Besides, these are they who make England that strongbox and museum it is; who gather and protect works of art, dragged from amidst burning cities and revolutionary countries, and brought hither out of all the world. I look with respect at houses six, seven, eight hundred, or, like Warwick Castle, nine hundred years old. I pardoned high park-fences, when I saw, that, besides does and pheasants, these have preserved Arundel marbles, Towneley galleries, Howard and Spenserian libraries, Warwick and Portland vases, Saxon manuscripts, monastic architectures, millennial trees, and breeds of cattle elsewhere extinct. In these manors, after the frenzy of war and destruction subsides a little, the antiquary finds the frailest Roman jar, or crumbling Egyptian mummycase, without so much as a new layer of dust, keeping the series of history unbroken, and waiting for its interpreter, who is sure to arrive. These lords are the treasurers and librarians of mankind, engaged by their pride and wealth to this function.

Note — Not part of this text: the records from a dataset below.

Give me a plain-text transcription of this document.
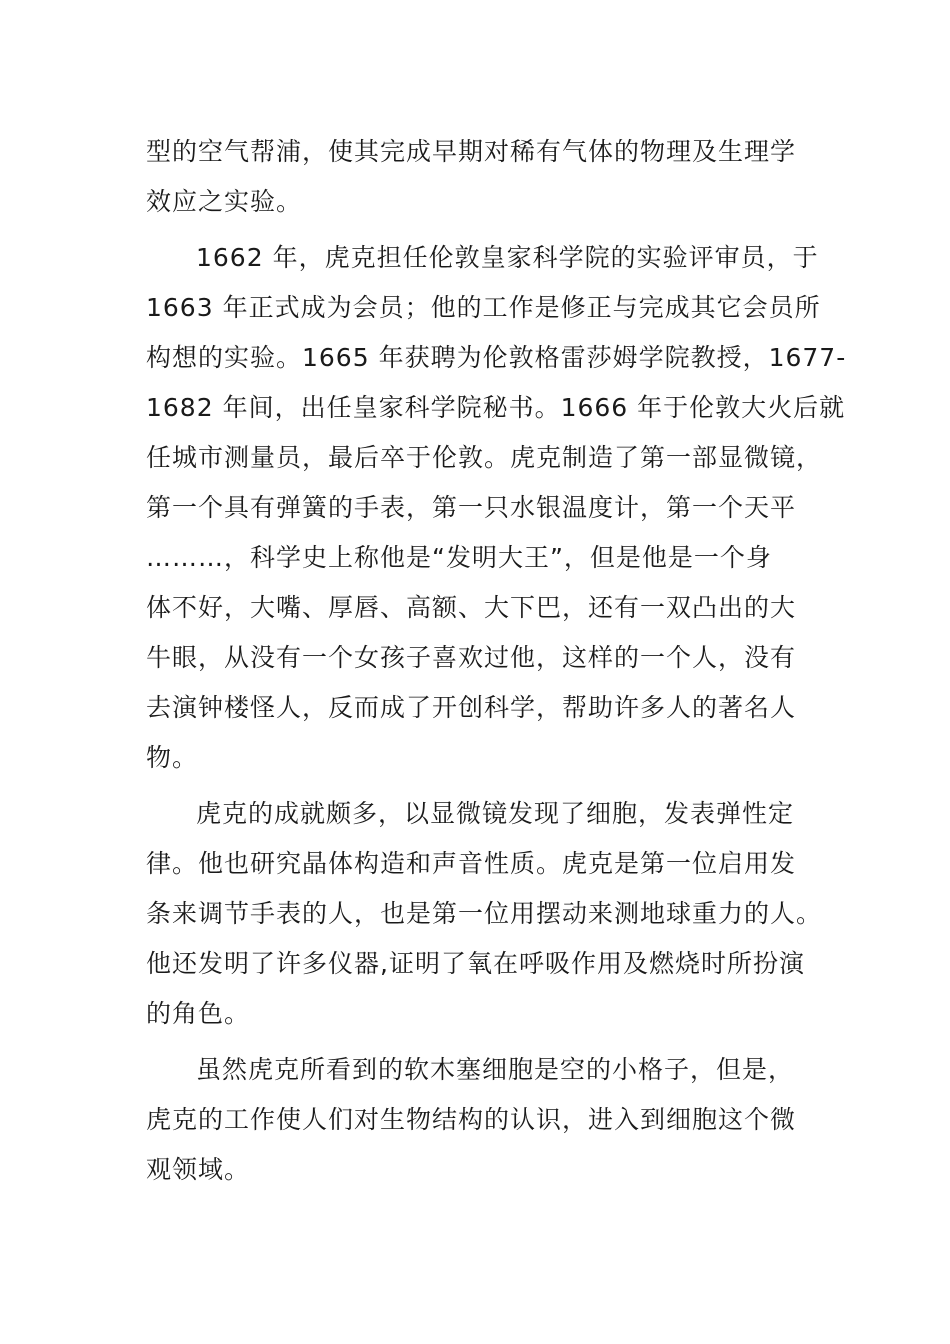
型的空气帮浦，使其完成早期对稀有气体的物理及生理学
效应之实验。

1662 年，虎克担任伦敦皇家科学院的实验评审员，于
1663 年正式成为会员；他的工作是修正与完成其它会员所
构想的实验。1665 年获聘为伦敦格雷莎姆学院教授，1677-
1682 年间，出任皇家科学院秘书。1666 年于伦敦大火后就
任城市测量员，最后卒于伦敦。虎克制造了第一部显微镜，
第一个具有弹簧的手表，第一只水银温度计，第一个天平
………，科学史上称他是“发明大王”，但是他是一个身
体不好，大嘴、厚唇、高额、大下巴，还有一双凸出的大
牛眼，从没有一个女孩子喜欢过他，这样的一个人，没有
去演钟楼怪人，反而成了开创科学，帮助许多人的著名人
物。

虎克的成就颇多，以显微镜发现了细胞，发表弹性定
律。他也研究晶体构造和声音性质。虎克是第一位启用发
条来调节手表的人，也是第一位用摆动来测地球重力的人。
他还发明了许多仪器,证明了氧在呼吸作用及燃烧时所扮演
的角色。

虽然虎克所看到的软木塞细胞是空的小格子，但是，
虎克的工作使人们对生物结构的认识，进入到细胞这个微
观领域。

Yet there were other works for British Dukes to do. George Loudon, Quintinye, Evelyn, had taught them to make gardens. Arthur Young, Bakewell, and Mechi, have made them agricultural. Scotland was a camp until the day of Culloden. The Dukes of Athol, Sutherland, Buccleuch, and the Marquis of Breadalbane, have introduced the rape-culture, the sheep-farm, wheat, drainage, the plantation of forests, the artificial replenishment of lakes and ponds with fish, the renting of gamepreserves. Against the cry of the old tenantry, and the sympathetic cry of the English press, they have rooted out and planted anew, and now six millions of people live, and live better on the same land that fed three millions.

The English barons, in every period, have been brave and great, after the estimate and opinion of their times. The grand old halls scattered up and down in England, are dumb vouchers to the state and broad hospitality of their ancient lords. Shakespeare's portraits of good Duke Humphrey, of Warwick, of Northumberland, of Talbot, were drawn in strict consonance with the traditions. A sketch of the Earl of Shrewsbury, from the pen of Queen Elizabeth's Archbishop Parker," Lord Herbert of Cherbury's autobiography; the letters and essays of Sir Philip Sidney; the anecdotes preserved by the antiquaries Fuller and Collins; some glimpses at the interiors of noble houses, which we owe to Pepys and Evelyn; the details which Ben Jonson's masques (performed at Kenilworth, Althorpe, Belvoir, and other noble houses) record or suggest; down to Aubrey's passages of the life of Hobbes in the house of the Earl of Devon, are favourable pictures of a romantic style of manners. Penshurst still shines for us, and its Christmas revels, "where logs not burn,

* Dibdin's Literary Reminiscences, vol. 1, xii.